Established as The Skamokawa Eagle in 1891

In the mood for the Wilbur Jacobson Orchestra

There's a new exhibit at the Wahkiakum County Historical Society Museum celebrating the big band era and one particular family who made a big splash on the local scene at the time.

"There were a lot of dances," Kari Kandoll, the museum curator said. "This was your entertainment."

Wilbur Jacobson, a trumpet and saxophone player who was born and raised in Cathlamet, started a band while he was in high school. When he met Mary Wegdahl, who grew up on Puget Island, he found a life partner and a lead singer.

In the late 1930's, Jacobson started putting together what would become the Wilbur Jacobson Orchestra, according to his daughter Gwen Gorley.

When Gorley was about a year old, she says, her father went overseas to serve during World War II. The music never stopped, as he performed with bands while in the service.

Back home again after the war, the Jacobson family grew larger, and so did the orchestra. A young Gwen, who first learned the trumpet, and later the saxophone and the clarinet was sitting in with the other musicians at 12, and eventually stepping into the spotlight to sing, just like her mother.

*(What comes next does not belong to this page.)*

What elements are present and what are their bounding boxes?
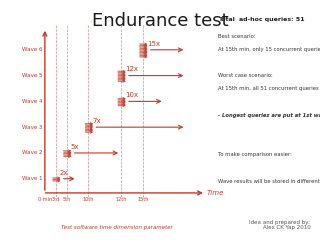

Musicians belonged to a union back in those days, and Gorley remembers that she was getting paid musicians scale, the same as the adults, even though legally she wasn't even old enough to be in some of the dance halls.

She remembers having to go sit in a car during intermission on more than one occasion just because of the drinking.

While Wilbur was a better bandleader than a singer, his brother Ted was a drummer and a singer. He left for New York soon after Gorley was born, and though she never got to know him, she'd always heard he sounded like Dean Martin.

"There were so many musicians who came and went," Gorley said. "I couldn't keep track of them."

Playing music didn't pay the bills, and her father had a job bringing The Oregonian from Portland to the area.

"He couldn't give up his music," Gorley said. "And he had about a thousand pieces of music, all numbered."

The museum is located at 65 River Street in Cathlamet and is open on Saturdays and Sundays from 1-4 p.m. Admission is $5 for adults, $2.50 for anyone 55 and over, and free for kids 18 and under.

Stop by the museum, check out their entire collection, along with the special exhibit which includes a recording of the Wilbur Jacobson Orchestra.